Laying it out this way also dissolves the powerful impression that there is
something special or unique about any particular mind feeling like a
privileged I. All mind states are experienced as I.
This can lead to the open-individualist/universalist realization: if all
conscious moments are experieced by as I (in a direct, immediate,
first-person way), then all experiences have everything they need to be
considered "mine." There is nothing else about experience that makes it
"yours" aside from the fact that it feels as if it is experienced in this
direct, immediate, first-person way.


>
> Hopefully, you can see that this is a red herring. If our minds are
> information patterns, then 'I' don't HAVE a mind, I AM a mind. The mind
> that my brain is producing is actually what 'I' am. I am information.

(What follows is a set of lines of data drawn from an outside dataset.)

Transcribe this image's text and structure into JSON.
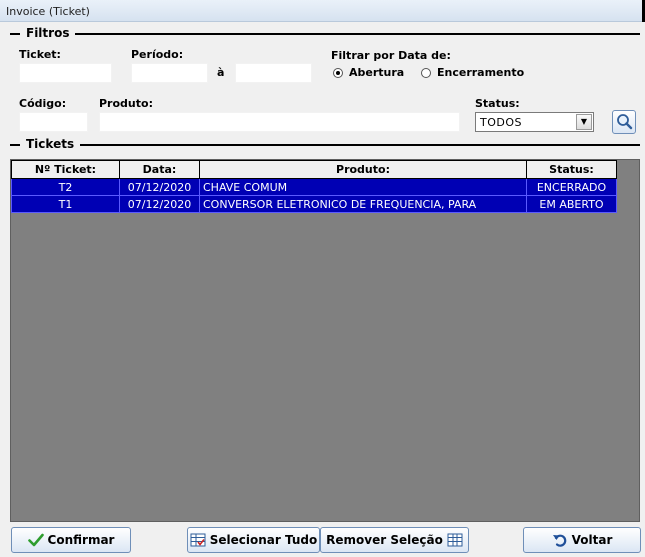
{
  "window": {
    "title": "Invoice (Ticket)"
  },
  "filtros": {
    "group_label": "Filtros",
    "ticket_label": "Ticket:",
    "periodo_label": "Período:",
    "periodo_sep": "à",
    "filtrar_label": "Filtrar por Data de:",
    "radio_abertura": "Abertura",
    "radio_encerramento": "Encerramento",
    "codigo_label": "Código:",
    "produto_label": "Produto:",
    "status_label": "Status:",
    "status_value": "TODOS",
    "ticket_value": "",
    "periodo_inicio": "",
    "periodo_fim": "",
    "codigo_value": "",
    "produto_value": ""
  },
  "tickets": {
    "group_label": "Tickets",
    "columns": [
      "Nº Ticket:",
      "Data:",
      "Produto:",
      "Status:"
    ],
    "rows": [
      {
        "ticket": "T2",
        "data": "07/12/2020",
        "produto": "CHAVE COMUM",
        "status": "ENCERRADO"
      },
      {
        "ticket": "T1",
        "data": "07/12/2020",
        "produto": "CONVERSOR ELETRONICO DE FREQUENCIA, PARA",
        "status": "EM ABERTO"
      }
    ]
  },
  "buttons": {
    "confirmar": "Confirmar",
    "selecionar_tudo": "Selecionar Tudo",
    "remover_selecao": "Remover Seleção",
    "voltar": "Voltar"
  },
  "colors": {
    "row_selected": "#0000b4",
    "grid_background": "#808080",
    "window_background": "#f0f0f0"
  }
}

A
> complex, dynamic pattern of information. It necessarily follows that if
> that information is read and then instantiated somewhere else, so that the
> information processing goes on in the same way as in my original brain,
> then that is me. I am now somewhere else.
>
> The logical consequence of this is that if the same information is
> instantiated in more than one place, there is now more than one me. Weird,
> yes, but necessarily true. And if my original brain is destroyed, but the
> mind that it used to produce is running in a different processing
> substrate, I'm not dead, I'm in that different processing substrate. Not a
> 'copy', but the actual real me.
>

Yes.


>
> Once you realise that minds are information, the confusion goes away. As
> John K Clark has said, science tells us that there are only 3 things:
> Matter, Energy and Information. (I'd modify that, and say there are only 3
> things: Space-time, Matter-energy, and Information, but it doesn't really
> matter). Minds can only be one of these things. Once you fully accept that,
> dualism can be dispensed with, and things like uploading and branching
> identity easily make sense.
>
> > What things do you be believe are necessary for one to survive? Would
> every synaptic weight have to be determined exactly, or is there some
> factor of "close enough" (say if it is as similar to how you were two weeks
> ago, that is sufficient)?
>
>
> The recent fruit-fly upload seems to suggest that individual synaptic
> weights are not actually necessary to record (which surprised me.
> Apparently it's the number of synaptic connections between neurons that's
> important. Maybe this won't be the same with human brains, but we'll see).
>
> My suspicion is that as long as you get the detailed connectome right
> (plus things like the type of neurons), this will establish 'attractor
> states' that are fairly tolerant to minor differences, so inaccuracies in
> things like connection strengths will not be so important, and maybe you
> would wake up feeling a bit strange, but that would soon fade as things
> settle down to their normal states. But that's just speculation, really. Or
> maybe wishful thinking, but I'd guess that uploading could actually turn
> out to be a lot easier than we think, given a certain level of technology
> (mainly for the scanning, I'm pretty confident that that will always be the
> hardest thing).
>

I think there is possibly one extra step you could take, one final dualism
to dispense with, which is the idea that you are defined by a
particular/exact information pattern. Certainly, throughout our lives, the
information pattern we identify with changes drastically. Are there any
limits to how much that conscious pattern could change before it ceases
being an "I", before it would stop feeling as though you are still there,
vividly having that experience? I think this too, is a last vestige of
dualism, in defining some "similarity function" which when satisified, you
live, and when not satisfied, you die. Note that in any case where your
personality, or memories are altered, that perspective will still feel 100%
certain that they are alive and have survived (despite the loss of memories
or personality change). So my challenge is to push back, and say similarity
(like bodily continuity) is another red herring, as far as subjective
survival is concerned and as far as defining "What am I?"